Charles River verkauft Wirkstoffforschungs-Assets für rund 145 Mio. USD an IQVIA

Charles River Laboratories veräußert fünf europäische Einrichtungen für die Wirkstoffforschung an IQVIA für rund 145 Millionen US-Dollar. Die Transaktion signalisiert eine strategische Neuausrichtung auf Spezialisierung.

27. Juli 2026
Charles River verkauft Wirkstoffforschungs-Assets für rund 145 Mio. USD an IQVIA
Bild ist eine KI-generierte Illustration

Charles River Laboratories hat dem Verkauf von fünf europäischen Laboren für die Wirkstoffforschung an IQVIA für rund 145 Millionen US-Dollar zugestimmt. Die veräußerten Vermögenswerte umfassen Kapazitäten in medizinischer Chemie, Strukturbiologie und In-vitro-Pharmakologie.

Der Schritt ist eine strategische Entscheidung von Charles River, Kapital und Talente auf Bereiche mit höherer wissenschaftlicher Differenzierung zu konzentrieren.
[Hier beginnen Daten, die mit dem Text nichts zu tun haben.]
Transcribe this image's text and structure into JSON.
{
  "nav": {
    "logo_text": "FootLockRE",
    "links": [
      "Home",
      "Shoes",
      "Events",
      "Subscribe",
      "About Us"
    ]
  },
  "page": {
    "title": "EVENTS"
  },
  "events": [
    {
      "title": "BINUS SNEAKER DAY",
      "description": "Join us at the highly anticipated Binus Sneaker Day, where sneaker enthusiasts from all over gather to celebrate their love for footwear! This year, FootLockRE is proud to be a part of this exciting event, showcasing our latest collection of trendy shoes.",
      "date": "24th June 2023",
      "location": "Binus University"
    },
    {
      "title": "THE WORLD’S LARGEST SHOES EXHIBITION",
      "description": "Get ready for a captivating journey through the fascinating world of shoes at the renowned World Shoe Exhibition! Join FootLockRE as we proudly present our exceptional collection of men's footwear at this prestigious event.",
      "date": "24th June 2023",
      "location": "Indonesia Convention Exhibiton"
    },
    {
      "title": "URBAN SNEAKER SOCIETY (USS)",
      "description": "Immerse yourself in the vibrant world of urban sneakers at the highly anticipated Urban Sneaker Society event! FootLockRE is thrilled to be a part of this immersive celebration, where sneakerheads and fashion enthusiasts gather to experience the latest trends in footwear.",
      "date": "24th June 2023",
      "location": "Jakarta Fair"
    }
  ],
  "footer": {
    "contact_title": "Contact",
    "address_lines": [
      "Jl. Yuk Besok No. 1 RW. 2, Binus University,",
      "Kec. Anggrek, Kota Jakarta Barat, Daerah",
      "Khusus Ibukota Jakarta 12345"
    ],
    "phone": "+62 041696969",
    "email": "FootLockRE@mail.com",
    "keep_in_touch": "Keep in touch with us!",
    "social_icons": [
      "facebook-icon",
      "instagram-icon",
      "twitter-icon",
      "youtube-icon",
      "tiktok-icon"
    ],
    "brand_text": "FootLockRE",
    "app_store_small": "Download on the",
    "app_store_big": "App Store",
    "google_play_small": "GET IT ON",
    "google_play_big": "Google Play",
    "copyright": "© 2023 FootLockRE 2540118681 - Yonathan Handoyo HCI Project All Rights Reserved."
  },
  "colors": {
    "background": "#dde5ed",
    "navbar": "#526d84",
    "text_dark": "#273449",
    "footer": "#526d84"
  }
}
Dies folgt auf frühere Veräußerungen von CDMO- und Cell Solutions-Geschäftsbereichen, die eine Reduzierung der erwarteten Umsätze für 2025 um rund 287 Millionen US-Dollar bedeuten.

Für IQVIA stärkt die Übernahme die Position als End-to-End-Partner in der Wirkstoffforschung und -entwicklung. Da Pharmaunternehmen ihre Outsourcing-Beziehungen zunehmend auf wenige, leistungsfähigere Anbieter konzentrieren, verschaffen sich integrierte Dienstleister einen Wettbewerbsvorteil.

Das Marktforschungsunternehmen Maximize Market Research stellt fest, dass Spezialisierung und nicht Größe zu einem Schlüsselunterscheidungsmerkmal für Auftragsforschungsinstitute (CROs) wird. Diese Transaktion ist ein Beispiel für diesen Trend. Unternehmen, die sich am schnellsten an diese Marktveränderungen anpassen, werden die zukünftige Landschaft des Outsourcings in der Pharmaindustrie prägen.